Ausgangspunkt bei der Prüfung der BU ist der bisherige Beruf des Versicherten, das heißt die zuletzt in der Bundesrepublik Deutschland regelmäßig ausgeübte Tätigkeit (vgl. BSG SozR 3-2200 § 1246 Nr. 61 m.w.N.). Im streitigen Fall ergibt sich aus den eigenen Angaben der Klägerin und aus dem Akteninhalt, dass die Klägerin als Reinigungskraft und ungelernte Produktionsarbeiterin nur Tätigkeiten ausgeübt hat, die sie nach kürzester Anlernzeit ausüben konnte. Sie darf somit zumutbar auf alle Arbeiten verwiesen werden, die der allgemeine Arbeitsmarkt zur Verfügung stellt (vgl. BSG SozR 3-2200 § 1246 Nrn. 13, 27).

3.

In Würdigung der Gutachten des Dr. E. sowie des Prof. Dr. H. einschliesslich frauenärztlichem Gutachten des Dr. K. ist der Senat überzeugt, dass die Klägerin spätestens ab dem 1. April 1989 wieder vollschichtig auf dem allgemeinen Arbeitsmarkt tätig sein konnte. Seither war ihre Leistungsfähigkeit nicht mehr relevant herabgesetzt.

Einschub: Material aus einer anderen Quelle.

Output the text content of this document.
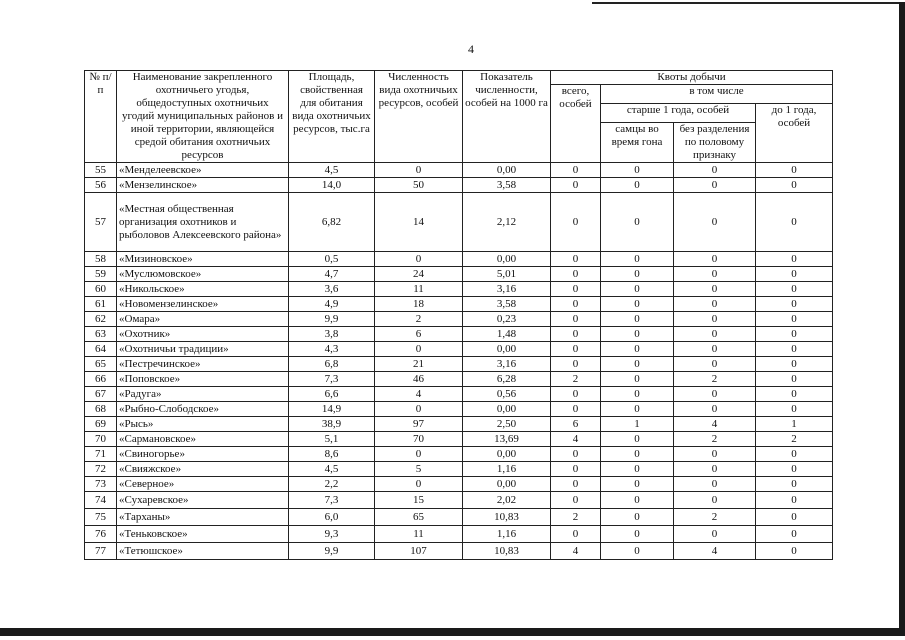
4
№ п/п	Наименование закрепленного охотничьего угодья, общедоступных охотничьих угодий муниципальных районов и иной территории, являющейся средой обитания охотничьих ресурсов	Площадь, свойственная для обитания вида охотничьих ресурсов, тыс.га	Численность вида охотничьих ресурсов, особей	Показатель численности, особей на 1000 га	Квоты добычи			
					всего, особей	в том числе		
						старше 1 года, особей		до 1 года, особей
						самцы во время гона	без разделения по половому признаку	
55	«Менделеевское»	4,5	0	0,00	0	0	0	0
56	«Мензелинское»	14,0	50	3,58	0	0	0	0
57	«Местная общественная организация охотников и рыболовов Алексеевского района»	6,82	14	2,12	0	0	0	0
58	«Мизиновское»	0,5	0	0,00	0	0	0	0
59	«Муслюмовское»	4,7	24	5,01	0	0	0	0
60	«Никольское»	3,6	11	3,16	0	0	0	0
61	«Новомензелинское»	4,9	18	3,58	0	0	0	0
62	«Омара»	9,9	2	0,23	0	0	0	0
63	«Охотник»	3,8	6	1,48	0	0	0	0
64	«Охотничьи традиции»	4,3	0	0,00	0	0	0	0
65	«Пестречинское»	6,8	21	3,16	0	0	0	0
66	«Поповское»	7,3	46	6,28	2	0	2	0
67	«Радуга»	6,6	4	0,56	0	0	0	0
68	«Рыбно-Слободское»	14,9	0	0,00	0	0	0	0
69	«Рысь»	38,9	97	2,50	6	1	4	1
70	«Сармановское»	5,1	70	13,69	4	0	2	2
71	«Свиногорье»	8,6	0	0,00	0	0	0	0
72	«Свияжское»	4,5	5	1,16	0	0	0	0
73	«Северное»	2,2	0	0,00	0	0	0	0
74	«Сухаревское»	7,3	15	2,02	0	0	0	0
75	«Тарханы»	6,0	65	10,83	2	0	2	0
76	«Теньковское»	9,3	11	1,16	0	0	0	0
77	«Тетюшское»	9,9	107	10,83	4	0	4	0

Die Sachverständigen haben anhand der umfangreichen medizinischen Dokumentation aus der Heimat der Klägerin in den Jahren bis 1991 einschließlich der im Februar 1990 anlässlich der Begutachtung in der Gutachterstelle R. getroffenen Feststellungen übereinstimmend und stichhaltig die Aussage getroffen, dass die Krebserkrankung der Klägerin nach operativer, strahlen- und chemotherapeutischer Behandlung abgeklungen war. Die Sachverständigen Prof. Dr. H. und Dr. K. konnten aufgrund eigener Untersuchung feststellen, dass nach der Krebsbehandlung keinerlei Beschwerden verblieben waren, die über den 31. März 1989 hinaus ein vollschichtiges Leistungsvermögen der Klägerin ausgeschlossen hätten. An diesen Feststellungen zu zweifeln, die aufgrund ausführlicher Würdigung der medizinischen Unterlagen, eigenständiger Anamnese und Untersuchung sowie unter Einbzug des Kenntnisstandes der medizinischen Wissenschaft im Zeitpunkt der Untersuchung getroffen worden sind, sieht der Senat keinen Anlass.

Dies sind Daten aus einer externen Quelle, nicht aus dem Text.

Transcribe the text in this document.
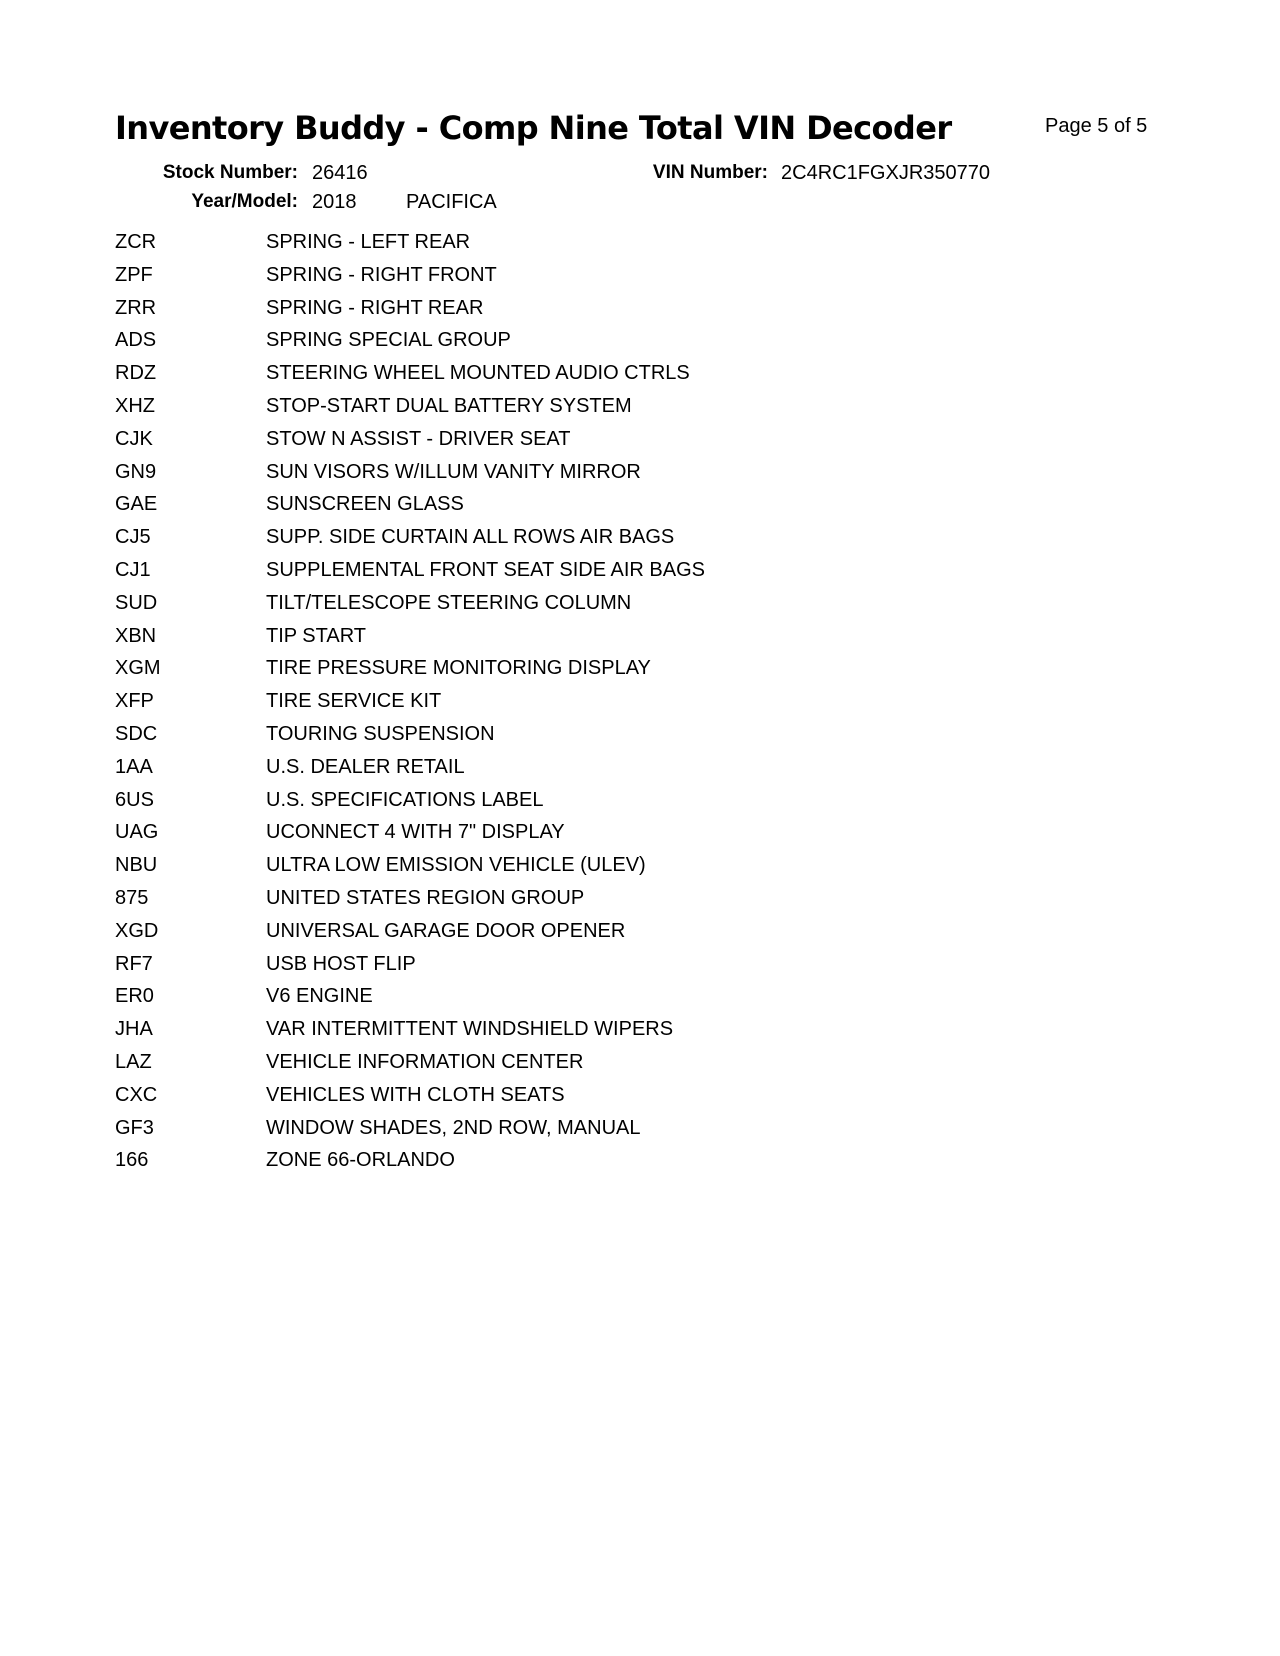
Inventory Buddy - Comp Nine Total VIN Decoder	Page 5 of 5
Stock Number: 26416
Year/Model: 2018 PACIFICA
VIN Number: 2C4RC1FGXJR350770
ZCR	SPRING - LEFT REAR
ZPF	SPRING - RIGHT FRONT
ZRR	SPRING - RIGHT REAR
ADS	SPRING SPECIAL GROUP
RDZ	STEERING WHEEL MOUNTED AUDIO CTRLS
XHZ	STOP-START DUAL BATTERY SYSTEM
CJK	STOW N ASSIST - DRIVER SEAT
GN9	SUN VISORS W/ILLUM VANITY MIRROR
GAE	SUNSCREEN GLASS
CJ5	SUPP. SIDE CURTAIN ALL ROWS AIR BAGS
CJ1	SUPPLEMENTAL FRONT SEAT SIDE AIR BAGS
SUD	TILT/TELESCOPE STEERING COLUMN
XBN	TIP START
XGM	TIRE PRESSURE MONITORING DISPLAY
XFP	TIRE SERVICE KIT
SDC	TOURING SUSPENSION
1AA	U.S. DEALER RETAIL
6US	U.S. SPECIFICATIONS LABEL
UAG	UCONNECT 4 WITH 7" DISPLAY
NBU	ULTRA LOW EMISSION VEHICLE (ULEV)
875	UNITED STATES REGION GROUP
XGD	UNIVERSAL GARAGE DOOR OPENER
RF7	USB HOST FLIP
ER0	V6 ENGINE
JHA	VAR INTERMITTENT WINDSHIELD WIPERS
LAZ	VEHICLE INFORMATION CENTER
CXC	VEHICLES WITH CLOTH SEATS
GF3	WINDOW SHADES, 2ND ROW, MANUAL
166	ZONE 66-ORLANDO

In Bezug auf das Leistungsvermögen nach dem 31. März 1989 ist zusätzlich festzustellen, dass die im Februar 1990 in der Gutachterstelle R. durchgeführte Untersuchung der Klägerin ein deutlich anderes Ergebnis erbracht hatte, als die davor an gleicher Stelle erfolgte Untersuchung vom 22. bis 24. Februar 1988, die zu einer Fortzahlung der Rente geführt hatte. Der Senat sieht dies als wesentliches Indiz für ein tatsächlich gebessertes Leistungsvermögen.

Wenn die Klägerin nach der übereinstimmenden Feststellung der Sachverständigen ab 1. April 1989 jedenfalls wieder vollschichtig tätig sein kann, besteht seither kein Anspruch mehr auf eine Rente wegen Erwerbs-/Berufsunfähigkeit. Daran ändern die von den Sachverständigen übereinstimmend angegebenen qualitativen Einschränkungen in Gestalt leichter bis mittelschwerer Arbeiten im gelegentlichen Positionswechsel in geschlossenen Räumen unter Vermeiden von schwerem Heben und Tragen sowie von Bücken nichts. Denn dies schließt Tätigkeiten des allgemeinen Arbeitsmarktes nicht aus. Anhaltspunkte für einen Ausnahmetatbestand insbesondere infolge einer Summierung außergewöhnlicher Leistungseinschränkungen, Beschränkung der Wegefähigkeit oder fehlender Umstellungsfähigkeit sind nicht vorhanden. Die Klägerin erfüllt somit die gesundheitlichen Voraussetzungen für den streitigen Weitergewährungsanspruch nicht.

3.

Anhaltspunkte dafür, dass in der Zeit ab 1991 die Leistungsfähigkeit relevant ab einem bestimmbaren Zeitpunkt herabgesetzt gewesen wäre und seither die Voraussetzungen einer Rente wegen verminderter Erwerbsfähigkeit bestünden, sind weder aus den Akten ersichtlich, noch von den medizinischen Sachverständigen festgestellt worden. Falls möglicherweise eine ambulante Untersuchung der Klägerin ein anderes Ergebnis erbracht hätte, ginge dies zu Lasten der Klägerin, die trotz gerichtlichen Hinweises auf ihre prozessuale Mitwirkungspflicht und die zu Ihren Lasten gehenden Folgen der materiellen Beweisführungslast einer erneuten Einladung des Sachverständigen Dr. E. nicht nachgekommen ist, ohne dass dafür sachliche Gründe vorhanden gewesen wären.

Die Berufung war daher in vollem Umfang zurückzuweisen.

Die Kostenentscheidung beruht auf § 193 SGG.

Gründe zur Zulassung der Revision ( § 160 SGG) sind nicht ersichtlich.